Always he held definite views. Always he expressed them doggedly. Popular culture arising from peasant roots, Margaret remembers him asserting, was good. That arising from the influence of American mass culture was bad. He did have American friends, but had no use for what he characterized as American
imperialism. In 1941, he got into an extended and vituperative epistolary debate with his friend
F. M. Cornford, a classical scholar and poet, in which he pictured Plato offering views of education
in
The Republic

indistinguishable from the theory and practice of fascism.” Just after the war, he fell into a correspondence with Marxist historian
Christopher Hill, in which he described Shakespeare, later in life a landowner, as “
exploiting wage labour, possibly when he wrote Hamlet, and certainly when he wrote Troilus, Othello,” and others among his plays. You might not want to slip into debate with George Thomson. Katharine didn’t. “
You’ve got the words,” she’d say to him as some argument wound down, “but that’s my view on the matter.” He was relentless.

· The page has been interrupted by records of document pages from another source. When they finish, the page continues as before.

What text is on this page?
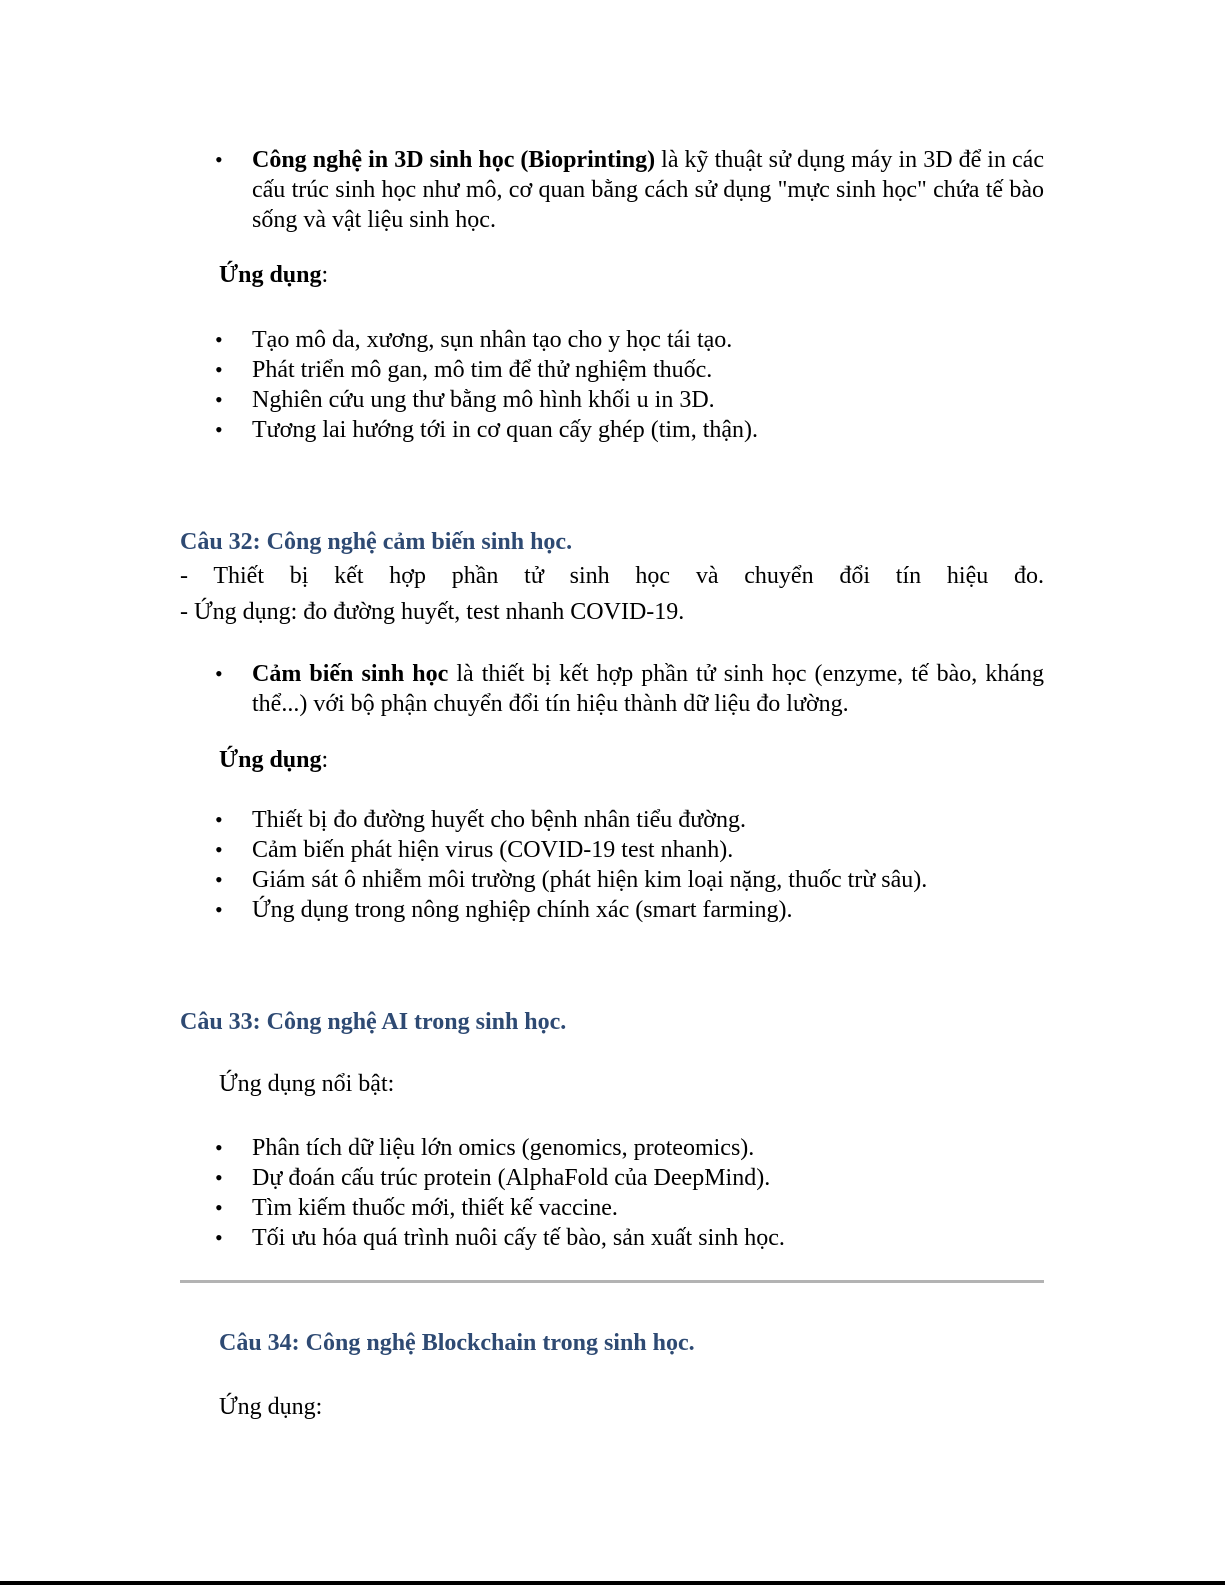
• Công nghệ in 3D sinh học (Bioprinting) là kỹ thuật sử dụng máy in 3D để in các cấu trúc sinh học như mô, cơ quan bằng cách sử dụng "mực sinh học" chứa tế bào sống và vật liệu sinh học.
Ứng dụng:
• Tạo mô da, xương, sụn nhân tạo cho y học tái tạo.
• Phát triển mô gan, mô tim để thử nghiệm thuốc.
• Nghiên cứu ung thư bằng mô hình khối u in 3D.
• Tương lai hướng tới in cơ quan cấy ghép (tim, thận).
Câu 32: Công nghệ cảm biến sinh học.
- Thiết bị kết hợp phần tử sinh học và chuyển đổi tín hiệu đo.
- Ứng dụng: đo đường huyết, test nhanh COVID-19.
• Cảm biến sinh học là thiết bị kết hợp phần tử sinh học (enzyme, tế bào, kháng thể...) với bộ phận chuyển đổi tín hiệu thành dữ liệu đo lường.
Ứng dụng:
• Thiết bị đo đường huyết cho bệnh nhân tiểu đường.
• Cảm biến phát hiện virus (COVID-19 test nhanh).
• Giám sát ô nhiễm môi trường (phát hiện kim loại nặng, thuốc trừ sâu).
• Ứng dụng trong nông nghiệp chính xác (smart farming).
Câu 33: Công nghệ AI trong sinh học.
Ứng dụng nổi bật:
• Phân tích dữ liệu lớn omics (genomics, proteomics).
• Dự đoán cấu trúc protein (AlphaFold của DeepMind).
• Tìm kiếm thuốc mới, thiết kế vaccine.
• Tối ưu hóa quá trình nuôi cấy tế bào, sản xuất sinh học.
Câu 34: Công nghệ Blockchain trong sinh học.
Ứng dụng:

He’d never back down, though he did grow mellower as he aged, says Margaret, ultimately coming to recognize some of the excesses and cruelties of Stalin and Mao.

In 1955, he visited
communist China, writing long letters home to Katharine about his trip. “
Yesterday evening I went to give my third talk to the Foreign Languages Institute,” he wrote in June. “This time I told them how I became a communist, and we had a very good discussion.” A friend of the family—Jane Scott, then a child—would remember how after his return he’d sometimes wear a Chinese suit around the house, how the children liked to visit him in his study. “This was no gloomy sanctum,” she reported, “but a room full of little treasures, hung with pictures and pieces of Chinese silk, with leaded windows and an elderly gas fire hissing away in the background.”